Quem me acompanha aqui há tempo, sabe que em 2016 eu divulguei aqui o projeto de lançar um livro. Hoje esse livro está pronto, com as poesias escolhidas, diagramado, salvo no meu notebook e no meu e-mail, o registro na biblioteca nacional já foi feito… Para ser sincera, falta a produção da capa.
Esse assunto é algo que vive voltando à minha cabeça: “O que as pessoas que leram essa divulgação estão pensando? Que desisti?”
Não. Eu não desisti. Eu apenas repensei.
Quem escreve sabe que o investimento no lançamento de um livro de forma independente não é baixo e as propostas que eu tive de editoras excluíam quase toda minha participação no que o livro produzisse.
Fora isso, todo o engajamento emocional e planejamento.
Quando me peguei em meio a tantas decisões a tomar, percebi que minha motivação não estava correta. A materialização de algo tão importante pra mim estava escondida por traz do sentimento errado. Eu iniciei todo o projeto apenas baseada no desejo de cumprir essa meta antes que outra pessoa cumprisse… (para entender melhor, basta ir até o post “Calmaria” publicado em Setembro de 2016 e ler os comentários).
Quão mesquinho isso poderia ser?
Jogar algo desejado e esperado para o mundo apenas para tirar o prazer de que outra pessoa possa chegar a linha final antes de você?
Certamente se meus desejos estivessem cobertos pelos sentimentos do meu coração, meu livro já estaria impresso e distribuído. Mas sabe, os meus desejos estavam sim cobertos pelos sentimentos do meu coração, mas os sentimentos errados, pela raiva, pelo ódio, pelo sentimento de injustiça…
Pouco tempo atrás publiquei aqui sobre a leveza de conseguir falar das experiências passadas sem sentirmos as mesmas coisas ruins e isso culminou na minha vinda aqui essa noite para contar tudo isso que estou contando.
Curioso que o propósito dessa texto não era esse, não foi pensado.

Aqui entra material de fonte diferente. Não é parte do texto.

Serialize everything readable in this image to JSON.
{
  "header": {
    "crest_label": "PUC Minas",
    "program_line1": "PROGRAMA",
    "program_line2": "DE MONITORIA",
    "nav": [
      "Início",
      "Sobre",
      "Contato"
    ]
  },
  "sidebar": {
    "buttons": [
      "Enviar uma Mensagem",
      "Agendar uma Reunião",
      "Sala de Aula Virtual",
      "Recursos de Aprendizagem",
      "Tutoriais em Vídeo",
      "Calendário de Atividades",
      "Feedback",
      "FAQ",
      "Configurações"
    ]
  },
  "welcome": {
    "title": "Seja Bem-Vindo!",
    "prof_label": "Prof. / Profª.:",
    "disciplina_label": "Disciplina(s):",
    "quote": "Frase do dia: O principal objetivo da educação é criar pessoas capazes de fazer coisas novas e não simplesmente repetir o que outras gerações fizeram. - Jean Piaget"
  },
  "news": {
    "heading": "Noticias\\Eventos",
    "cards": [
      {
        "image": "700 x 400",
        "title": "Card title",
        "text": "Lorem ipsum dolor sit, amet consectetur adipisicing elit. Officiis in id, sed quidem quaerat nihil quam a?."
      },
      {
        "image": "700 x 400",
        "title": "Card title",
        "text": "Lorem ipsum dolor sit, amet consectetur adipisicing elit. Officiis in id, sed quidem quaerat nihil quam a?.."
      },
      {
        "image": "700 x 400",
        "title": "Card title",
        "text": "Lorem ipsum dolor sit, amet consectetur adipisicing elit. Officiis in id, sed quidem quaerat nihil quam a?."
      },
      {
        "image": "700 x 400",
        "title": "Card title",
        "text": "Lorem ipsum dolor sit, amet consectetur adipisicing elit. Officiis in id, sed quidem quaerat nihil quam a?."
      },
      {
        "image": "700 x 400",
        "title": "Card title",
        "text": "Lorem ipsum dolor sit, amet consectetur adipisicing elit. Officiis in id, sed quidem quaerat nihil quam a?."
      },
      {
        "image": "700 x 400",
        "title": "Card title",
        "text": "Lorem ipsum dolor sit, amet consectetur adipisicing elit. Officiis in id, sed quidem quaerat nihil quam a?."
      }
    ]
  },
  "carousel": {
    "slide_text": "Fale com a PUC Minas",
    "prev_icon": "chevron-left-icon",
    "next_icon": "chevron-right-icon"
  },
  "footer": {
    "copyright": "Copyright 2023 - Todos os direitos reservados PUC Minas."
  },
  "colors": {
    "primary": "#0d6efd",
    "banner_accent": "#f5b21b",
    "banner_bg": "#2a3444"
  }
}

Era para ser somente um “olá” de uma escritora cansada, consumida pelos afazeres de uma vida real que tem exigido bastante e tirado um pouco a energia para a vida virtual, incluindo a escrita.
E tudo bem.
Porque nem todas as tarefas cansativas são ruins, algumas delas exigem esforço justamente para que possam dar certo. Ser feliz dá trabalho e eu espero que, em breve eu possa vir aqui, novamente para contar o resultado desse esforço atual. Esforço mental e sentimental.
Alguns curativos foram removidos recentemente e olhar algumas cicatrizes foi doloroso, mas serviu como impulso para que eu pudesse ver que elas estão fechadas e que não vão doer novamente.
Se ainda pretendo lançar meu livro?
De verdade, não sei.
À você que tanto usou isso como forma de ameça, boa sorte.
Espero mesmo que você cumpra suas metas e objetivos e que seja feliz e realizada como sempre me disse que seria e é com o coração limpo que desejo isso. Levou um certo tempo, mas eu desaprendi a odiar. Eu fico aliviada por sentir e saber que se um dia eu quiser retomar tudo isso, será por mim e não por ninguém mais. 
Independente de colocar minhas produções no papel, eu afirmo que grandes coisas estão por vir. Coisas maiores do que qualquer disputa, qualquer concorrência, qualquer mágoa.

A árvore eu já plantei, o livro já está escrito…

Com a graça de Deus, em breve estarei comemorando essa chegada!